Les plaintes pour abus sur les conditions de travail et esclavage sur des bateaux de pêche thaïlandais ne sont généralement pas signalées par les autorités, révèle une analyse de la Fondation Thomson Reuters, faisant craidre que des centaines de pêcheurs se voient refuser justice et indemnisation.

Des révélations de l’existence d’une forme d’esclavage moderne en mer ont émergé en Thaïlande en 2014, poussant le royaume à s’engager à mieux réglementer le secteur très lucratif de la pêche pour lutter contre l’exploitation, le trafic et la pêche illégale après que l’Union européenne a menacé d’interdire les importations des produits de la mer thaïlandais.

Mais selon un haut fonctionnaire, l’élan d’enthousiasme initial pour faire le ménage dans le secteur semble s’être se dissipé au regard de données obtenues en exclusivité qui révèlent un grand écart entre le nombre officiel de plaintes et celles enregistrées par quatre organisations caritatives de premier plan œuvrant pour les pêcheurs.

Des demandes d’accès à l’information déposées auprès du gouvernement sur une période de trois mois ont montré que 289 travailleurs sur des bateaux de pêche dans 11 provinces ont déposé des plaintes pour abus de travail entre janvier 2015 et début 2020. Aucun détail n’a été donné concernant ce qu’il en est ressorti.

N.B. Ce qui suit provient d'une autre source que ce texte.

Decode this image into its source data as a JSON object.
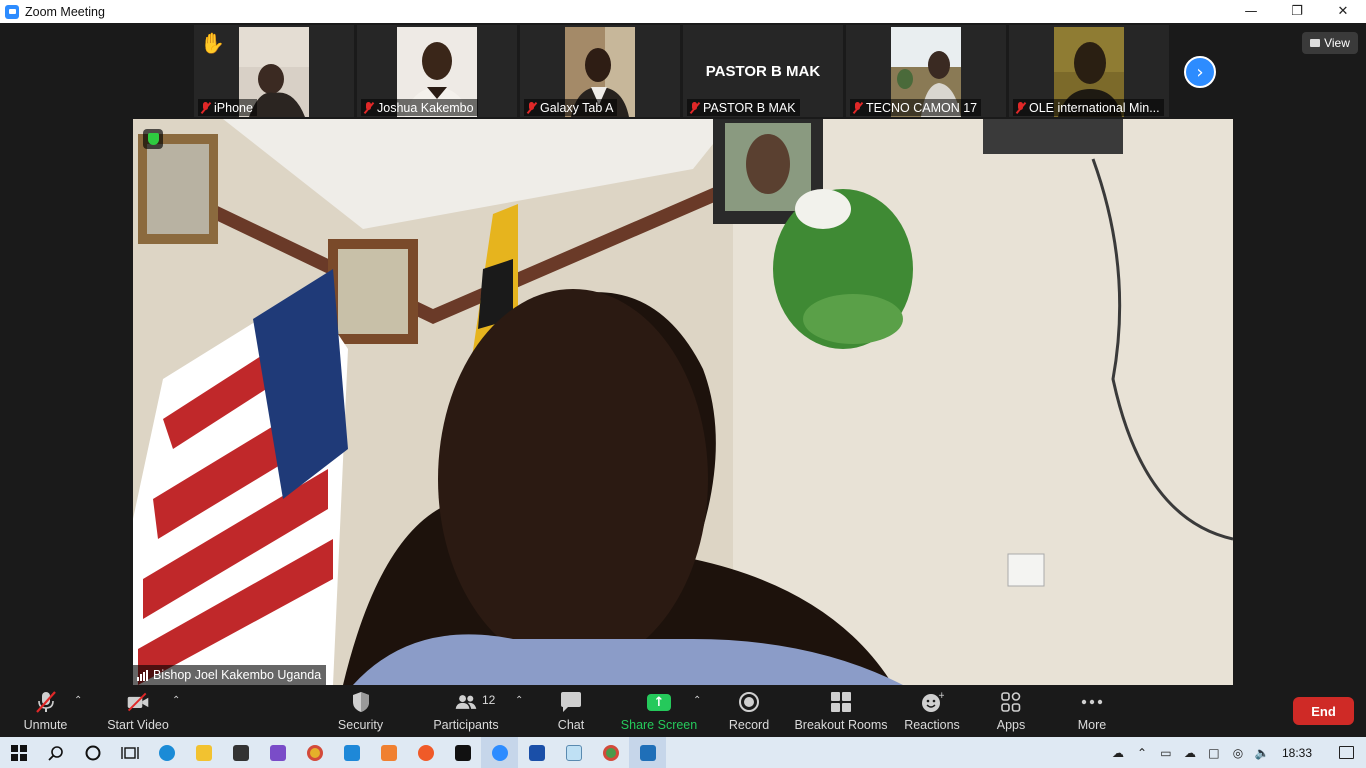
{
  "window": {
    "title": "Zoom Meeting",
    "controls": [
      "minimize",
      "restore",
      "close"
    ]
  },
  "view_button": {
    "label": "View"
  },
  "thumbnails": [
    {
      "name": "iPhone",
      "muted": true,
      "raised_hand": true,
      "has_video": true
    },
    {
      "name": "Joshua Kakembo",
      "muted": true,
      "has_video": true
    },
    {
      "name": "Galaxy Tab A",
      "muted": true,
      "has_video": true
    },
    {
      "name": "PASTOR B MAK",
      "muted": true,
      "has_video": false,
      "display_name": "PASTOR B MAK"
    },
    {
      "name": "TECNO CAMON 17",
      "muted": true,
      "has_video": true
    },
    {
      "name": "OLE international Min...",
      "muted": true,
      "has_video": true
    }
  ],
  "main_video": {
    "speaker_name": "Bishop Joel Kakembo Uganda",
    "encrypted": true
  },
  "toolbar": {
    "unmute": "Unmute",
    "start_video": "Start Video",
    "security": "Security",
    "participants": "Participants",
    "participants_count": "12",
    "chat": "Chat",
    "share_screen": "Share Screen",
    "record": "Record",
    "breakout_rooms": "Breakout Rooms",
    "reactions": "Reactions",
    "apps": "Apps",
    "more": "More",
    "end": "End"
  },
  "taskbar": {
    "apps": [
      "start",
      "search",
      "cortana",
      "task-view",
      "edge",
      "file-explorer",
      "store",
      "visual-studio",
      "chrome",
      "vscode",
      "app-orange",
      "app-orange-2",
      "photoshop",
      "zoom",
      "app-blue",
      "notepad",
      "chrome-2",
      "photos"
    ],
    "clock": "18:33"
  },
  "colors": {
    "accent_blue": "#2d8cff",
    "share_green": "#25c95b",
    "end_red": "#cf2a26",
    "mute_red": "#e02828"
  }
}
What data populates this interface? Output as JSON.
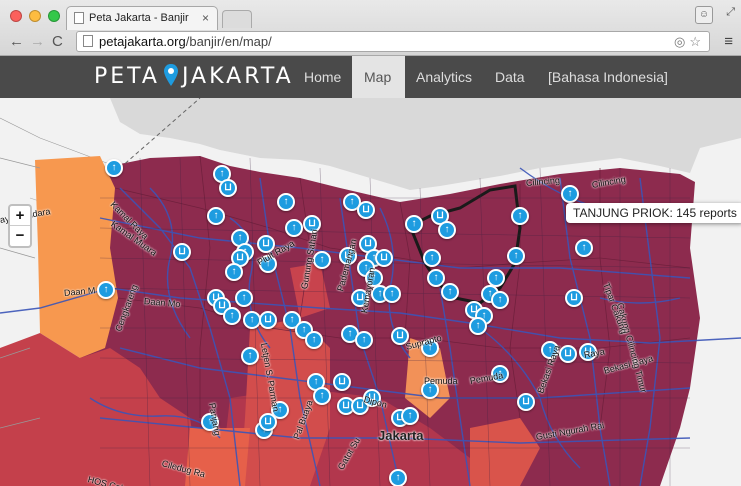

Pourtant, les organismes de bienfaisance ont déclaré avoir aidé environ 1.600 pêcheurs de ces régions à faire entendre leurs doléances depuis 2015 concernant des problèmes allant du non-paiement des heures supplémentaires, aux nombres d’heures excessives en passant par les violences verbales et physiques.

Les ONG craignent que la plupart des plaintes ne soient en réalité traitées de manière informelle et que les travailleurs ne reçoivent pas l’indemnisation qui leur est due tandis que les employeurs exploiteurs évitent d’avoir à répondre de leurs abus.

« Du point de vue des responsables gouvernementaux, un grand nombre de plaintes signifie que vous n’êtes pas efficace, et de nombreux pêcheurs acceptent la médiation parce qu’ils ne veulent pas perdre de temps si l’affaire va devant les tribunaux », explique Sunwanee Dolah de la Raks Thai Foundation.

« Mais cela se traduit par des infractions répétées et des violateurs impunis, entrainant un cycle sans fin de violations des droits », ajoute Sunwanee Dolah, dont l’organisation soutient des pêcheurs qui sont principalement des migrants du Cambodge voisin et de Birmanie.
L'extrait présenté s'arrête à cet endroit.